Trump, Ryan, and other Republicans in Congress are wrangling over a variety of competing goals for reform. The most aspirational is a tectonic simplification of the tax code that really would allow everyone to file using a postcard. But more realistic legislative targets are lowering tax rates on individuals and corporations as well as eliminating the estate tax and alternative minimum tax. They may also try again to kill the Affordable Care Act taxes—including those on all that investment income raked in by the wealthy.

By taxing investors less, some economists argue, you give taxpayers more of an incentive to save. The more savings in the economy, the more capital that companies and entrepreneurs can invest in ways that expand the economy and make workers more productive. Everyone, including workers, wins, according to this theory.

But there are potential negative consequences to such a policy. By lowering taxes on investors, you shift more of the tax burden to well-paid workers. This may give highly skilled and creative people a disincentive to work hard or improve their skills so they can earn more money, while also giving children of wealthy parents another reason not to work at all.

And why do people need a special tax break to motivate them to save?
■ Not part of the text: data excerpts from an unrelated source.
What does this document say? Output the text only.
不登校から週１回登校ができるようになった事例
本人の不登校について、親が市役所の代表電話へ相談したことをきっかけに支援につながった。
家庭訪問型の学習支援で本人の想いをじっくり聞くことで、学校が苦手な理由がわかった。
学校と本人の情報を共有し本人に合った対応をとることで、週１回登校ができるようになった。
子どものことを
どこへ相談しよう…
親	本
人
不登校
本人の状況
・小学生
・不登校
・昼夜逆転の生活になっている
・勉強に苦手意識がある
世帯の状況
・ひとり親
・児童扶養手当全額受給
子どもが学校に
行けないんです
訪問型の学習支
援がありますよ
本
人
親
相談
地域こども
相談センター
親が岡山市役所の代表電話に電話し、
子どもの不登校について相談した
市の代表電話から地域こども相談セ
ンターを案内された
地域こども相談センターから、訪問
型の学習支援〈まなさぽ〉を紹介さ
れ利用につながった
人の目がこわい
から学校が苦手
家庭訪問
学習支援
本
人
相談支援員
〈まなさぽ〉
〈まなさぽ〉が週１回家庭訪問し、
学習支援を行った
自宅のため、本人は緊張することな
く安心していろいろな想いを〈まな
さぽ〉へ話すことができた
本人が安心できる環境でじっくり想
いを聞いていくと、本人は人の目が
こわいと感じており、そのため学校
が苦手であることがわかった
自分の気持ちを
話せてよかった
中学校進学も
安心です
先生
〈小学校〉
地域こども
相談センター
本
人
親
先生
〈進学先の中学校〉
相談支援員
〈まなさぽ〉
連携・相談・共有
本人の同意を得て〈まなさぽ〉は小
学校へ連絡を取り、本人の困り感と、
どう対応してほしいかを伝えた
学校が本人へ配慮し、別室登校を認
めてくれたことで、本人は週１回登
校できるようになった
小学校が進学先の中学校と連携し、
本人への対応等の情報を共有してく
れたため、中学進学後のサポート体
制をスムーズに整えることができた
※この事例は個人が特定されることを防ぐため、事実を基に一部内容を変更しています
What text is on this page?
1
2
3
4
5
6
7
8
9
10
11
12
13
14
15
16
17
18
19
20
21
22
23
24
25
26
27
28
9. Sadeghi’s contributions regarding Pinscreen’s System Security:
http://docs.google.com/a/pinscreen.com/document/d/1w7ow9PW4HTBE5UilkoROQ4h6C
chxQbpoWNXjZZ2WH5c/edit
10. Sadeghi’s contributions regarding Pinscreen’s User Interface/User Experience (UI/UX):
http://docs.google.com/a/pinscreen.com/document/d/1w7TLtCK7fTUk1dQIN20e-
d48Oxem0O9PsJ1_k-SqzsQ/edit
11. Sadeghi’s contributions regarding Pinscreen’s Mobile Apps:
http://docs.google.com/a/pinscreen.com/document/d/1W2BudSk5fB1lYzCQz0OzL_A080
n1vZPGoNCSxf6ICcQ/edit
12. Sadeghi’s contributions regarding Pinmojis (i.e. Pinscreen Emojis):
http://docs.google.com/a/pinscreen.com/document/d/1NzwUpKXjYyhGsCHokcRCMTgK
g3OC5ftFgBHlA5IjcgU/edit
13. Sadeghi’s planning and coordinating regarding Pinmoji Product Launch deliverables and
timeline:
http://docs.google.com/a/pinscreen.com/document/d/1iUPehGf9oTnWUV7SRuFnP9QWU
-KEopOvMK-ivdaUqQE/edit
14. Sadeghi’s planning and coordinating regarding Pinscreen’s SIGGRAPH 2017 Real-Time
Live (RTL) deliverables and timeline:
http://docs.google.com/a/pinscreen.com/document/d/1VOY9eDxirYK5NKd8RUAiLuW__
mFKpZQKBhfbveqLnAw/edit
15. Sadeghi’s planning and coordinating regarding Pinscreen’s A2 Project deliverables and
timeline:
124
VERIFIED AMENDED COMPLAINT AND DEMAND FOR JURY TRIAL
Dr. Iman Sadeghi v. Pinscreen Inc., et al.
Aren’t there already powerful incentives to be thrifty? Invested well, money can compound and multiply over time in extraordinary ways. Wealth also provides security, status, and power—including the means to make campaign donations to politicians.

Economists have answers to some of these questions, if you trust their theoretical models. An often-cited 1999 Federal Reserve study used dozens of algebraic equations to divine the ideally efficient tax system. It concluded that the optimal tax rate on investment income is “zero.” That’s contradicted, however, by another theoretical model, published in the American Economic Review in 2009, that found the best rate is more like 36 percent.

Nevertheless, given economic theory’s recent track record, it may be better to stick to real-world data.

There’s evidence, for example, that investors feel influenced by taxes far more than workers do. If you worry about tax incentives distorting the economy, taxes on workers should worry you less: People tend to keep going to work everyday no matter what. Most economists agree that men in the prime of their careers “are not particularly responsive to the tax rate,” said University of Michigan economics professor Joel Slemrod. Similarly situated women are only “responsive at the margins.”